不動産研究 60-3

第60巻第3号(平成30年7月) 特集:地方創生に資する不動産証券化とファンディング

一覧へ戻る

第60巻第3号

特集:地方創生に資する不動産証券化とファンディング

地方創生と不動産流動化・証券化
-地域に眠る不動産を「稼げる不動産」、「地域価値を高める不動産」へ-

内閣府 地方創生推進事務局 参事官 松家 新治

 地方都市において、空き店舗や古民家等の遊休不動産が増加する一方で、地域資源を活用し、新たなしごとの創出、観光振興や健康長寿など、地方で拡大が見込まれるニーズに応じた地方創生の取組が進められているところであり、これらを結びつけ、「不動産の所有と利用・運営の分離」を図るなど、地域に眠る不動産を「稼げる不動産」、「地域価値を高める不動産」に転換していくことが求められます。

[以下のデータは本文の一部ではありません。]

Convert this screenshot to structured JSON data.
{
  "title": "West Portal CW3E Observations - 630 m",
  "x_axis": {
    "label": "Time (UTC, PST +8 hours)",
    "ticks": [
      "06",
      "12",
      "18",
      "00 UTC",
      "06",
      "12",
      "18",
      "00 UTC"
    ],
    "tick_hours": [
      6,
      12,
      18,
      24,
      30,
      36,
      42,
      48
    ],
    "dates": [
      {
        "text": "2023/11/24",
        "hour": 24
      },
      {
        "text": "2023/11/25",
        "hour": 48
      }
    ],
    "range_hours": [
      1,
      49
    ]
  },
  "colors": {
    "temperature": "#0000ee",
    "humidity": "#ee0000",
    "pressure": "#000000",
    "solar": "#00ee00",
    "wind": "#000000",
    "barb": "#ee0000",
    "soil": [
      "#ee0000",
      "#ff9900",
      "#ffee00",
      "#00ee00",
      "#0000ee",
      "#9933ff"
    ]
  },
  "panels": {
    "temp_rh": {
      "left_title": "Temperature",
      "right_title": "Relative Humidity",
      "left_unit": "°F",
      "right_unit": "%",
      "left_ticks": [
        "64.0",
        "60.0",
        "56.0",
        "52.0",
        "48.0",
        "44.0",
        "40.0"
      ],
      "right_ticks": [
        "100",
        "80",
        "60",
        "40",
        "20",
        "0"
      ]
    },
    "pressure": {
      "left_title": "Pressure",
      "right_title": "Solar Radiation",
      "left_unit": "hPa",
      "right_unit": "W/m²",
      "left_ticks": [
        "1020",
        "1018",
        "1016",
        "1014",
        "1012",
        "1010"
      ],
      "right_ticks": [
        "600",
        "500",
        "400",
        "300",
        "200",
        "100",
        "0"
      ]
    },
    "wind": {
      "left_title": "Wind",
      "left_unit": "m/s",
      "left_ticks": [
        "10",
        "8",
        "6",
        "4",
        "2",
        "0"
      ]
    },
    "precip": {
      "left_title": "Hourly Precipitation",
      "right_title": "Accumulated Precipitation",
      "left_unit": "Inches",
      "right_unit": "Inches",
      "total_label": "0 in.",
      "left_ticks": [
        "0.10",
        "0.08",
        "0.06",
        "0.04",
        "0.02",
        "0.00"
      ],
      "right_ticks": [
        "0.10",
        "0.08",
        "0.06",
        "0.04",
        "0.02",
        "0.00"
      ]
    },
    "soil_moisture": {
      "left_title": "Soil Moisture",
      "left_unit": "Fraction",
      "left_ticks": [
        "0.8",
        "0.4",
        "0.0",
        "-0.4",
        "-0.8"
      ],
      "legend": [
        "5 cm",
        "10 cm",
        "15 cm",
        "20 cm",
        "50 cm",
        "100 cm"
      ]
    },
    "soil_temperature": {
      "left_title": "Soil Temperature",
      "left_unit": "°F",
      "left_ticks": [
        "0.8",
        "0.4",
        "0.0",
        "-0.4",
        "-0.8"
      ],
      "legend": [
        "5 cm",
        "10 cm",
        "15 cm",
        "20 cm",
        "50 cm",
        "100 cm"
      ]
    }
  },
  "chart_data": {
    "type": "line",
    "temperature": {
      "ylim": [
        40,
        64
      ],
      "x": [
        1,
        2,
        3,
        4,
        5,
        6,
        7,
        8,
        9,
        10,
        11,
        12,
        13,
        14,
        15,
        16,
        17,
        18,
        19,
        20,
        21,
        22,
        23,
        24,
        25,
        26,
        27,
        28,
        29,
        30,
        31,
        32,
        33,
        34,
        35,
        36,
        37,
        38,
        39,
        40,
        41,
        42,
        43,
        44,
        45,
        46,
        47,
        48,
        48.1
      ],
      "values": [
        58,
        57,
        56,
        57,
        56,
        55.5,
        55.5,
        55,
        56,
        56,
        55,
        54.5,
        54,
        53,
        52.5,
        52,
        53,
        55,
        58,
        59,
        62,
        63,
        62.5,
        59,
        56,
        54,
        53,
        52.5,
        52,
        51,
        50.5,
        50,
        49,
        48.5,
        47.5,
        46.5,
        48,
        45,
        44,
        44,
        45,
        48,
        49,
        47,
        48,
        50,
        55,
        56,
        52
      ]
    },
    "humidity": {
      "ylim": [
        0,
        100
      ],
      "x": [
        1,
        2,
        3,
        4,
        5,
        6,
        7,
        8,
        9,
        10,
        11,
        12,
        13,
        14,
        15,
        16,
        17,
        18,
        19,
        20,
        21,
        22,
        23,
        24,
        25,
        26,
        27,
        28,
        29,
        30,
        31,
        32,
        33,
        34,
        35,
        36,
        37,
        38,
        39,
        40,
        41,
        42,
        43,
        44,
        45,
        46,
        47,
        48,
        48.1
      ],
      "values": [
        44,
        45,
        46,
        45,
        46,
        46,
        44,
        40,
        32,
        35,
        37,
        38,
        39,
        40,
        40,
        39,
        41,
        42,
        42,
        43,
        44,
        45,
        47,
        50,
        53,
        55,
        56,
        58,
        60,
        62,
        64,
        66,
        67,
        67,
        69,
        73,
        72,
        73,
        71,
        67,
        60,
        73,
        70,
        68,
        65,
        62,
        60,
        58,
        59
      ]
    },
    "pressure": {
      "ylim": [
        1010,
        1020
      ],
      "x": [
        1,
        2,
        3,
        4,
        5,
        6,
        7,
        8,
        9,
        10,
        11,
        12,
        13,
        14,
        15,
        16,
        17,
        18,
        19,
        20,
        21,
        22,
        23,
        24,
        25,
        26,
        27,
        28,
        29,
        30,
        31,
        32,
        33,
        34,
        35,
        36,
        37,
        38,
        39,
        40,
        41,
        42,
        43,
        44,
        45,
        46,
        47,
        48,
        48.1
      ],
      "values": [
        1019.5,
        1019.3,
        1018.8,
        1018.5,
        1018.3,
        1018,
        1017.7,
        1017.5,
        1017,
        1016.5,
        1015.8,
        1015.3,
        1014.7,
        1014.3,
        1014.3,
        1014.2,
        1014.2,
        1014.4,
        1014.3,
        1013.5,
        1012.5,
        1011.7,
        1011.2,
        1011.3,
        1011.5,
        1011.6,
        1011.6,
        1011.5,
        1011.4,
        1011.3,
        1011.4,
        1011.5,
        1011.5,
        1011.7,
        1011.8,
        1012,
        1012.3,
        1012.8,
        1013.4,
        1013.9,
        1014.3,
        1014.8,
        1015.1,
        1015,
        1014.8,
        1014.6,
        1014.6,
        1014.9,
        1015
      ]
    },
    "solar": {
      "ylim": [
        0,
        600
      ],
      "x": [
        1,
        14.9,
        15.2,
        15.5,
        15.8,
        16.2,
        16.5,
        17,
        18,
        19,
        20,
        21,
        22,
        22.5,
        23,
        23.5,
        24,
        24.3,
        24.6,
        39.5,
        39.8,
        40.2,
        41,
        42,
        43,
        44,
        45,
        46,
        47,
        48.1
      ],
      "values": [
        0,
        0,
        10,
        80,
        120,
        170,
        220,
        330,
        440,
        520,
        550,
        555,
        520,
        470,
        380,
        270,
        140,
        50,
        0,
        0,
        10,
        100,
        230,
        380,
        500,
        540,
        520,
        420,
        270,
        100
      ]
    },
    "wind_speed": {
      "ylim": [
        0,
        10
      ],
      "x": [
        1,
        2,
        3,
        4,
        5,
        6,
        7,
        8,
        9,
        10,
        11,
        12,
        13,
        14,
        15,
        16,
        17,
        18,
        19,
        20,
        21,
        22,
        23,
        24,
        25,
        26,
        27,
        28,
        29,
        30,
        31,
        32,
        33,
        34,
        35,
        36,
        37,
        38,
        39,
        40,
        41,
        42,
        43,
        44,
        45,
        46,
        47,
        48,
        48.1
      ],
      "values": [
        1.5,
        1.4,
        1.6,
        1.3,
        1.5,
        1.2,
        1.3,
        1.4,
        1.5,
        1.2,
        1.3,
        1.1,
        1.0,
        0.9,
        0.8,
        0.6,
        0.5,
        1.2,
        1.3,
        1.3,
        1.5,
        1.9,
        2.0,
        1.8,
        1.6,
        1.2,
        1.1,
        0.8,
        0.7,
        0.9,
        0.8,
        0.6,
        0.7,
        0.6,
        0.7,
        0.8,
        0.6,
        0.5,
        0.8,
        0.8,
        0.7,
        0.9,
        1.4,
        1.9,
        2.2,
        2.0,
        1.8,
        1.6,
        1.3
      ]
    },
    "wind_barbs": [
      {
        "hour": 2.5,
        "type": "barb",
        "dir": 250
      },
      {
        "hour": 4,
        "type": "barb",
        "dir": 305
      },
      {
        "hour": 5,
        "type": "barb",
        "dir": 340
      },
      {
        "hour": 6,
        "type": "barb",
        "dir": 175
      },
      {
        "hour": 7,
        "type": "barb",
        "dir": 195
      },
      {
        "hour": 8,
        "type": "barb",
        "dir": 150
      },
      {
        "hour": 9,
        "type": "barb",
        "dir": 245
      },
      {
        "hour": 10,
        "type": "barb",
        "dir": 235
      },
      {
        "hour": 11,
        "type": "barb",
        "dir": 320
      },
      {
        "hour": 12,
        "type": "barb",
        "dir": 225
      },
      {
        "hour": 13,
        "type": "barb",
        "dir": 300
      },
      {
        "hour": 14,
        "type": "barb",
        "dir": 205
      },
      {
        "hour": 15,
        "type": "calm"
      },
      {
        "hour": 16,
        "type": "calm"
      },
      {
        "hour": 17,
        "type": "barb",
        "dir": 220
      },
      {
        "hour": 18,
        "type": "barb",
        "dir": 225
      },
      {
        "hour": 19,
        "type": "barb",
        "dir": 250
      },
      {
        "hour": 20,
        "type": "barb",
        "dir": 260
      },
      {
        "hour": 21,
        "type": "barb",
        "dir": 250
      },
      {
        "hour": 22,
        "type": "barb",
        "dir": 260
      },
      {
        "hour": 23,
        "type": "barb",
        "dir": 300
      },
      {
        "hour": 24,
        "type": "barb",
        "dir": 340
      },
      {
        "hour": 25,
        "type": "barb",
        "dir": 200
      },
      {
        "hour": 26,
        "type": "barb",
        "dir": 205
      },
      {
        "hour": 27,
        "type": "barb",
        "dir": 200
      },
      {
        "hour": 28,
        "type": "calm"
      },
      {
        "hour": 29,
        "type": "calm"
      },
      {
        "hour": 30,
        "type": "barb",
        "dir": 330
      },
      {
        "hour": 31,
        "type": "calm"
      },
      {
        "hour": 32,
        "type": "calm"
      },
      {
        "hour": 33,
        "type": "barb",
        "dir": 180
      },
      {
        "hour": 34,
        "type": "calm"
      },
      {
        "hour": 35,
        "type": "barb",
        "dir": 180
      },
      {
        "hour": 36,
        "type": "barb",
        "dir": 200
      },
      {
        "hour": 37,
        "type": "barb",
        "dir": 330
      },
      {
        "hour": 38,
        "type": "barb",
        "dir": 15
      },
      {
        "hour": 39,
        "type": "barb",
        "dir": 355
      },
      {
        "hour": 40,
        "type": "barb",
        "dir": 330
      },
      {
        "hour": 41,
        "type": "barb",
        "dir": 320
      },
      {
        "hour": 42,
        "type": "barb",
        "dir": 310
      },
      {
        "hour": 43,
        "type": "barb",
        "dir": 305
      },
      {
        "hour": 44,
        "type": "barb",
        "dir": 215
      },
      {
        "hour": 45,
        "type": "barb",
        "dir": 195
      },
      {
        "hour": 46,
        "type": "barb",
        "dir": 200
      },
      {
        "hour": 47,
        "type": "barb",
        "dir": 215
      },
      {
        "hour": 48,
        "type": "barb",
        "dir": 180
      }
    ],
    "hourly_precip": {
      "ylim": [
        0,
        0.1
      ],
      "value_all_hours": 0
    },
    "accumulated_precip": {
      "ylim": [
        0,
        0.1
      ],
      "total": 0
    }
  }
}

【キーワード】地方創生、稼げるまちづくり、不動産流動化・証券化

不動産特定共同事業法の改正の概要
-不動産特定共同事業とクラウドファンディングを活用した地方創生の推進-

国土交通省 土地・建設産業局 不動産市場整備課

 空き家・空き店舗等が全国で増加する一方で、クラウドファンディング等志ある資金を活用して不動産ストックを再生し、地方創生につなげる取組が拡大している。このような取組において不動産特定共同事業の仕組みが活用できるよう、昨年6月に成立した不動産特定共同事業法の一部を改正する法律(平成29年法律第46号。以下「改正法」という。)において「小規模不動産特定共同事業」の創設、クラウドファンディングに対応するための環境整備を行った。さらに、観光等の成長分野における良質な不動産ストックの形成に関する取組を促進することを目的として新たな事業類型を導入するとともに、既存の不動産特定共同事業に関する規制についても見直しを行った。本稿では、改正法の概要についての解説を行う。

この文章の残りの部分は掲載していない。